Beranda Headline News ANALISIS: Sekolah Tinggi Tinggi

ANALISIS: Sekolah Tinggi Tinggi

HERALDMAKASSAR – Pernyataan Gubernur Sulsel Nurdin Abdullah soal perlunya sekolah tinggi-tinggi, menghiasa jagad media sosial dua hari belakangan ini.  Banyak yang kelihatannya kesal dengan statemen orang nomor satu di Sulsel itu.

Sebagai jurnalis, saya lamgsung mencari video aslinya.  Saya dapatkanlah video yang berdurasi 13 detik yang memuat inti dari persoalan yang diperdebatkan itu.

Dari video 13 detk itu, saya mendapatkan kutipan seperti ini:  “jadi itu tadi, pemahaman soal klaster itu. Harus dipahami. Kalau tidak paham, sekolah. Makanya sekolah tinggi-tinggi. Supaya bisa menulis dengan benar.”

Tentu, tidak ada maksud Nurdin Abdullah mau merendahkan profesi jurnalis. Apalagi, ia menyebut “sekolah tinggi-tinggi”. Ini hanyalah kiasan, sebab tidak ada “sekolah tinggi-tinggi”. Yang ada hanyalah sekolah tinggi atau perguruan tinggi.

Dari mimik bicaranya, Nurdln kelihatan kesal dengan pemberitaan sebuah media soal klaster perumdos. Dan dia mencoba mengklarifikasi soal penyebutan klaster perumdos.

Sebab jika tidak, ini akqn berdampak negatif bagi warga perumdos Unhas yang nota bene  lokasi rumah pribadi Nurdin Abdullah.  Warga perumdos juga bisa marah, akibat klaim yang sepihak itu.

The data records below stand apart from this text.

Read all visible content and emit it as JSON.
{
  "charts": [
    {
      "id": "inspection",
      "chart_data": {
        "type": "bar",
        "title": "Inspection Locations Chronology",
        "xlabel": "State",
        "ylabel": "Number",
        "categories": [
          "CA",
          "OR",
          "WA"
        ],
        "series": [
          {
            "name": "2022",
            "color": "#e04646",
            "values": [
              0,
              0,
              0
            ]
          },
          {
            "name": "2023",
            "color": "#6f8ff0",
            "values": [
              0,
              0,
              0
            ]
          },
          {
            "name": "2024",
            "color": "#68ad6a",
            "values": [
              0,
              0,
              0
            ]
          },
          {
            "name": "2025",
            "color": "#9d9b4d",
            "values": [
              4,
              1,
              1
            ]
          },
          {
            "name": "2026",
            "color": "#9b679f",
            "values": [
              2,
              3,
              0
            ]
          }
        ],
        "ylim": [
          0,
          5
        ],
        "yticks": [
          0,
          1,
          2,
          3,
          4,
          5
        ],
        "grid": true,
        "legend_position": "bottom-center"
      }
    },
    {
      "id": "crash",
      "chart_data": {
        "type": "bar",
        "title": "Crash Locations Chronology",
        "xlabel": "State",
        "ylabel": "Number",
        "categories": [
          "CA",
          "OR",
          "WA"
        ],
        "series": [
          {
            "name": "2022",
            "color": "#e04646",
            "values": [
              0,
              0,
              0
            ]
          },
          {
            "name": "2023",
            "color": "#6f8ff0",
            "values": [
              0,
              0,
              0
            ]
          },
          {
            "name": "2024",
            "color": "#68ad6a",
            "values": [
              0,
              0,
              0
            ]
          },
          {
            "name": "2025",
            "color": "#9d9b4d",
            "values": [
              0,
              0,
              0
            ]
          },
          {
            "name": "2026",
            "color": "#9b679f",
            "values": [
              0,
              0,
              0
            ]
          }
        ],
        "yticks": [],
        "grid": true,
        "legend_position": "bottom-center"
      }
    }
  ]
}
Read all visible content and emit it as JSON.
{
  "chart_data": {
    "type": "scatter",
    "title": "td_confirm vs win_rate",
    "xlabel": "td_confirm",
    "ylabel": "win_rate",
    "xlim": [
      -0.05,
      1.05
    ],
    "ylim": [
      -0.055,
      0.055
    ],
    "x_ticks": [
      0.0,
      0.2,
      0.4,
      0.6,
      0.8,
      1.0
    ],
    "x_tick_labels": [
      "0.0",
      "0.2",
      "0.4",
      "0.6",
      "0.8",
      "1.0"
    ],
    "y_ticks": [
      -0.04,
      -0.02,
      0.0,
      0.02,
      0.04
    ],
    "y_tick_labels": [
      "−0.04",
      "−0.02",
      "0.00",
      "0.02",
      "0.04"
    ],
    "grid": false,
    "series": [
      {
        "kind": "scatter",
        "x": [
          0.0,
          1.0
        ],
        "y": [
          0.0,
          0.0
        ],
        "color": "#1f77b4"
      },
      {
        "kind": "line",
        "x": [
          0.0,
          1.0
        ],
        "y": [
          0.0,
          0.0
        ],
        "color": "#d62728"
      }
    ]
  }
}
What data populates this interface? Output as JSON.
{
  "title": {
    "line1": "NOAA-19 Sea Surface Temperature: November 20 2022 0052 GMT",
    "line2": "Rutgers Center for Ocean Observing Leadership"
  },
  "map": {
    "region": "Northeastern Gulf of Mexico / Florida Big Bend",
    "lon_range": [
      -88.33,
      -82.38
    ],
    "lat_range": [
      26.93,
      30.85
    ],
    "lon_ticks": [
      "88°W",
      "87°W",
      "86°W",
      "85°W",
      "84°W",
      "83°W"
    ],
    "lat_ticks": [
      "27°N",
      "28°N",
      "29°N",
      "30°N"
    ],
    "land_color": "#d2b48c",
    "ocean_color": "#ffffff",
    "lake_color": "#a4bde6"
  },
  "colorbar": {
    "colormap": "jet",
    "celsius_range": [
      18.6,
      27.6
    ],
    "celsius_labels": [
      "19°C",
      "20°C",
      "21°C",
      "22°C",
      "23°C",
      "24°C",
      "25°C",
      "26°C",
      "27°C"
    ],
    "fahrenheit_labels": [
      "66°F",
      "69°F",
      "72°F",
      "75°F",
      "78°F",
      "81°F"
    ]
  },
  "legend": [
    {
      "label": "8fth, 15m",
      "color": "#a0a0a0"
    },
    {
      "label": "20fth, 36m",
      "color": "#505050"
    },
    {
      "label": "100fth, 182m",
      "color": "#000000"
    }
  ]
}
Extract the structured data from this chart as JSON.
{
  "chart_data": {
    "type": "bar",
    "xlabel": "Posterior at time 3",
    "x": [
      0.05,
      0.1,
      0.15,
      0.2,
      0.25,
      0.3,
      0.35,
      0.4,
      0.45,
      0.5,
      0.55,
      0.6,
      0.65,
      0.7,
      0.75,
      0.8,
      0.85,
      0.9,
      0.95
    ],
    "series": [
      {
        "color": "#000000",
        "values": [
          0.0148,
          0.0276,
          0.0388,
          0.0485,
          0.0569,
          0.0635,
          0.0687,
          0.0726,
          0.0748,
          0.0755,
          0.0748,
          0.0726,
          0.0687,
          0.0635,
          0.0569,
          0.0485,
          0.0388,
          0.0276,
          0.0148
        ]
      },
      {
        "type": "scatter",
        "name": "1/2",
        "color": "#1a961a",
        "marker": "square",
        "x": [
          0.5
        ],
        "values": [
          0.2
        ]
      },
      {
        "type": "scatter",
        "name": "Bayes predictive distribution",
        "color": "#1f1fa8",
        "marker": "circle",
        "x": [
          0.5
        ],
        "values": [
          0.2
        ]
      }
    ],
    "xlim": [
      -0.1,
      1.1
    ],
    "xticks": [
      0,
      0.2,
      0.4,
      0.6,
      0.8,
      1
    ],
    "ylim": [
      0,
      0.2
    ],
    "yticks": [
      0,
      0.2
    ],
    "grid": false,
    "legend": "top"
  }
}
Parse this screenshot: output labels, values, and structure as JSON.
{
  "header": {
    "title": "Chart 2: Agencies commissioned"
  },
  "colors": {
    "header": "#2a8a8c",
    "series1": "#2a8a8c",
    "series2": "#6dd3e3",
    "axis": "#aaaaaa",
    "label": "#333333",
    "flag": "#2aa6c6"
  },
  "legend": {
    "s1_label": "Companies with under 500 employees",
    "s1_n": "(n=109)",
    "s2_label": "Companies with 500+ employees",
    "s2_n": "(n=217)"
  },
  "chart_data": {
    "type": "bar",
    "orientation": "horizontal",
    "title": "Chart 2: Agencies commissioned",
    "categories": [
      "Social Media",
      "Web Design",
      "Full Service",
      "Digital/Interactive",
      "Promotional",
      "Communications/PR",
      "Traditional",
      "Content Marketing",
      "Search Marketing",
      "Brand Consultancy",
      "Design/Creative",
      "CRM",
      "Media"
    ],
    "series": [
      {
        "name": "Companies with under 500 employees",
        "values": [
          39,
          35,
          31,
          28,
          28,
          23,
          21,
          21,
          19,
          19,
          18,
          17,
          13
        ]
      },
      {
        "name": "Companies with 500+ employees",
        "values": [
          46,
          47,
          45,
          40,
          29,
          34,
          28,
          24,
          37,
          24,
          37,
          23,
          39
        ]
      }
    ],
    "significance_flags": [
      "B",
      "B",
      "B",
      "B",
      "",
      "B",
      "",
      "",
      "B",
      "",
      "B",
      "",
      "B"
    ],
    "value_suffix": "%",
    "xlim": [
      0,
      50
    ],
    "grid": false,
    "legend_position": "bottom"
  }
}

Padahal, kejadiannya sangat sederhana. Kebetulan saya juga hadir di acara itu. Di kediaman Nurdin Abdullah diterapkan standar protokol kesehatan yang sangat ketat.

Memasuki rumah, harus melalui bilik disinfektan. Semua tamu disemprot. Lalu, ada pengukur suhu tubuh. Semua wajib dibawah 37 derajat.

Silaturrahmi juga digelar di tempat terbuka. Hanya ada 2 meja besar. Satu meja diisi 4 orang. Duduk dengan jarak lebih dari 1 meter. Semua wajib memakai masker. Kecuali saat makan dan minum.

Yang kita bicarakan di acara silaturrahim itu yakni soal penanganan covid 19. Malah sempat saya bercanda, jangan foto-foto nanti dianggap ada pertemuan, meski hari itu adlalah hari terakhir penerapan PSBB di Kota Makassar.

Kembali ke soal sekolah tinggi-tinggi. Nurdin Abdullah justru mendorong wartawan untuk menulis secara benar. Tidak semua bidang memang harus dikuasai wartawan.

Itulah sebabnya, dulu (entah sekarang), di media ditetapkan desk. Desk ini tujuannya agar wartawan bisa memahami secara mendalam sebuah bidang.

Katakanlah desk kesehatan, wartawan yang berada di desk kesehatan wajib mengetahui dan memahami semua istilah kesehatan. Bahkan ketika ditanya soal dokter spesialis paruparu paling ahli pun, si wartawan harus tahu. Betapa kita dulu diajari secara detil.